Soylent makes what my co-worker John Connelly calls “dog food for people.” It’s basically mush that you mix with water to replace a meal. Their mission statement, however, connects them to a higher, greater good that allows them to explore spaces with a sense of purpose, like post-colonialism  and the debate over GMOs. Of course, they’ll probably never actually solve the global nutrtition problem, but connecting with it makes them a much more interesting company.

These companies obviously chart their success by revenue and profits first. But they can chart their progress, and their social relevance, by measuring their actions and outcomes against their missions.

To Create a Culture

The more measured part of my brain… knows how effective something like this can be.

All of these goals serve a greater purpose: to create a unique, meaningful culture for your organization.

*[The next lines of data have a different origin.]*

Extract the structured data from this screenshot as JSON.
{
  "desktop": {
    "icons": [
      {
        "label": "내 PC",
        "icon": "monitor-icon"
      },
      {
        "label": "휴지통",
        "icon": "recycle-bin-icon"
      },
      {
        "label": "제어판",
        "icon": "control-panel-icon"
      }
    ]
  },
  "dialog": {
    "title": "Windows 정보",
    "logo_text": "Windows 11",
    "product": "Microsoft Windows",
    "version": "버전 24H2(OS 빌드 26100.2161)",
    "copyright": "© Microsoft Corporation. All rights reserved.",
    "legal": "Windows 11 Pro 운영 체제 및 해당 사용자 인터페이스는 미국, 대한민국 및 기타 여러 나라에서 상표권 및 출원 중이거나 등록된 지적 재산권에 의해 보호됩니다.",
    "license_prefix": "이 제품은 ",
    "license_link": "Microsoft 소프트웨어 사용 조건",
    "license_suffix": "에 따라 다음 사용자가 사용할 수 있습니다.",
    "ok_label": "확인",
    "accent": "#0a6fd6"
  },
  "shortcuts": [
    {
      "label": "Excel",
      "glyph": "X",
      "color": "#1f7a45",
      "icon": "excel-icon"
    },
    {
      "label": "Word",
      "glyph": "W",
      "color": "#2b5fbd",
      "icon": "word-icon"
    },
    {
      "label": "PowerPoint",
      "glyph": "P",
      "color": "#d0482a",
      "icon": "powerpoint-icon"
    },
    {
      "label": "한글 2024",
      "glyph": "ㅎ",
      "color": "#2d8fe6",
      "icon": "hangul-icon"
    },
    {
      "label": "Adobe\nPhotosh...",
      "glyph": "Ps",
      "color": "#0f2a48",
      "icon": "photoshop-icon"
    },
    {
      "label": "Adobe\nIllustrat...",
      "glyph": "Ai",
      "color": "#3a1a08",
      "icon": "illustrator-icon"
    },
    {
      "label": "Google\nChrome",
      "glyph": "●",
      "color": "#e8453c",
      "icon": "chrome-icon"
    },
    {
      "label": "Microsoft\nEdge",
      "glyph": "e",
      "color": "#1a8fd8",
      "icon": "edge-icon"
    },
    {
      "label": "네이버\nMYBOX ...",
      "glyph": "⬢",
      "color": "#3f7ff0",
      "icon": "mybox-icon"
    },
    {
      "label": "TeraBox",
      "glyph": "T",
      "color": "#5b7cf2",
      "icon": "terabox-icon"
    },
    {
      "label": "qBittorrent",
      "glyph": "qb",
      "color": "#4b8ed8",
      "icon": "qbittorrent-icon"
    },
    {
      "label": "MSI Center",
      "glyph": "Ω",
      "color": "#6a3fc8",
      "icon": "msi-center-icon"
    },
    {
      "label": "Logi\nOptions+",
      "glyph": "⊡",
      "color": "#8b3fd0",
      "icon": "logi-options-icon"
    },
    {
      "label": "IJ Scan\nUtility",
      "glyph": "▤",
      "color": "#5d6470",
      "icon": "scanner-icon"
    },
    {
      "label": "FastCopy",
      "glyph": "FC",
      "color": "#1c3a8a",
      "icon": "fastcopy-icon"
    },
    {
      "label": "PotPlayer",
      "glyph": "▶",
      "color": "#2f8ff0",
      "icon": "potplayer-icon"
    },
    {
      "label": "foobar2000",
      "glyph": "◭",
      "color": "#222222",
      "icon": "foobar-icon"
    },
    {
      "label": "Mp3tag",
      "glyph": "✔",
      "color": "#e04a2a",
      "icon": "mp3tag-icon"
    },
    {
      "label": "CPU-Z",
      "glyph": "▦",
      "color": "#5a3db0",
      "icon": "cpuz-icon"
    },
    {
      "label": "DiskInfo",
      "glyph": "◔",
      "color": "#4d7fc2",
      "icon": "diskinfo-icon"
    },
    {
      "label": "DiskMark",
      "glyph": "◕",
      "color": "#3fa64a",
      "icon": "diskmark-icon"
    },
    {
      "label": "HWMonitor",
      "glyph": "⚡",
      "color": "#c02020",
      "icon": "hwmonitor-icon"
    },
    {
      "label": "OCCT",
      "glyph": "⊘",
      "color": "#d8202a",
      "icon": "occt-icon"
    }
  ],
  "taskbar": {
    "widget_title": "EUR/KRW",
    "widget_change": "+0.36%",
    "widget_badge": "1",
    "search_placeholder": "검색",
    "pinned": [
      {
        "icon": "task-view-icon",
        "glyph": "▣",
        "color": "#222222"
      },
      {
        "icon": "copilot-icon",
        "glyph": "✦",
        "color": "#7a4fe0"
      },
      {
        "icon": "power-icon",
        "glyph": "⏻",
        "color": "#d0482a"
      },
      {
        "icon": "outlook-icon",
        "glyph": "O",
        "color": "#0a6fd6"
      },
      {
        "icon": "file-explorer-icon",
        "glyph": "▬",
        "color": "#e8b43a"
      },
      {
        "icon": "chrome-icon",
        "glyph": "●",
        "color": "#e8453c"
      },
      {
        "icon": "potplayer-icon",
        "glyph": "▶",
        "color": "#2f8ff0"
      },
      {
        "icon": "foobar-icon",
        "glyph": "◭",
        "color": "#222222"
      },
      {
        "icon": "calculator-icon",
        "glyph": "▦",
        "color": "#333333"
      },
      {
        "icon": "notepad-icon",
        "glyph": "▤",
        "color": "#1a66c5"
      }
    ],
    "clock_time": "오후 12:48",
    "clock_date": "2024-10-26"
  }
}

Your mission statement aligns the goals and perspectives of people within your organization with the organization’s greater culture. It helps you make decisions which preserve that culture. It allows you to measure progress in enacting your vision, which in turn reinforces that culture.

I think of this a lot when I’m at my girlfriend’s parents’ house, actually. They own a local Servpro franchise and they have magnets everywhere that they picked up at a Servpro conference. The magnets exclaim “Be the Brand!” in bright orange type.

On one hand, the skeptical side of me always thinks that’s a ludicrous demand. How can someone be a brand, exactly? People have their own ways of doing things and their own attitudes and it seems silly to ask them to subordinate that to the brand, whatever that means.

The more measured part of my brain, though, knows how effective something like this can be. “Being the brand” doesn’t mean being a company shill. It means understanding and aligning yourself with the overall company mission and culture. Doing so can help to create an organization that lasts longer, does more and feels like a genuine community.